Effects on the structure and electrochemical reactivity of surface modified magnesium cobalt oxide

• Published in: Journal of electroanalytical chemistry (Lausanne, Switzerland) Vol. 971; p. 118561
• Main Authors: Missaoui, Kahla, Ferchichi, Karima, Amdouni, Noureddine, Cosano, Daniel, Liu, Rui, Pan, Siyuan, Zhanning, He, Su, Yu, Luo, Mingzeng, Yang, Yong, Ortiz, Gregorio F.
• Format: Journal Article
• Language: English
• Published: Elsevier B.V 15.10.2024
• Subjects: Composite materials; Conductive Polymer; Hybrid battery; MgCoO2; Pickering emulsion; Hybrid battery; Conductive Polymer; MgCoO2; Pickering emulsion; Composite materials
• ISSN: 1572-6657
• DOI: 10.1016/j.jelechem.2024.118561

[Display omitted] •A thin film of conducting polyaniline layer is formed on the surface of MgCoO2.•The PANI@MgCoO2 composites are used in hybrid Na/Mg batteries.•This coating facilitates the Mg2+/Na+ transportation and enhances electron transfer.•A single-phase insertion reaction is found and preserved original cubic phase.
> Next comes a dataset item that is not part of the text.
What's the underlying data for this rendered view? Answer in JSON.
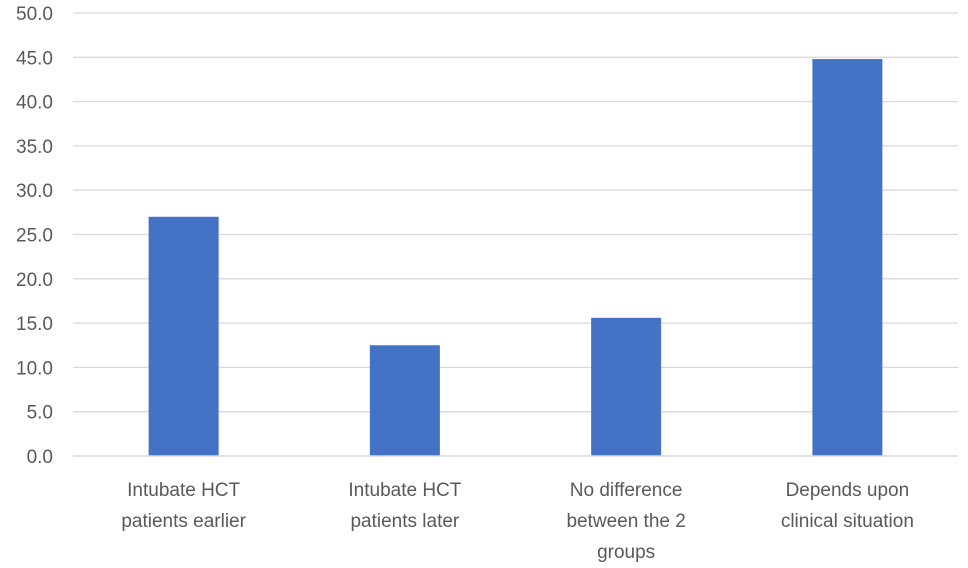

Polyaniline coated magnesium cobalt oxide nanocomposites (PANI@MgCoO2) are synthesized by a cost-effective method. The structural, chemical, morphological, thermal and surface characterizations (X-ray diffraction, electron microscopy, thermogravimetry, Raman and X-ray photoelectron spectroscopies) confirm the presence of a thin layer of conducting polymer (∼40 nm) in which the benzenoid and quinoid (C6H4) rings are surrounded by imine (=N-) and amine (–NH-) nitrogen on the particles of the cubic oxide. Their electrochemical reactions are studied in magnesium cells using the dual combination of sodium and magnesium ions in the electrolyte. A strong interaction at the interface of PANI and MgCoO2 improved the electrochemical properties and revealed a single-phase insertion/extraction reaction mechanism into/from the cubic structure. These PANI@MgCoO2 nanocomposites exhibited enhanced reversible capacity (103.4 – 153mAhg−1) at ∼ 1 V vs. Mg2+/Mg, Warburg (26.5 Ω s−1/2) and diffusion (6.92·10-14 cm2 s−1) coefficients as compared to pristine material. These results show that the proposed coating can be used for electrodes in the field of rechargeable magnesium hybrid batteries (MHRBs).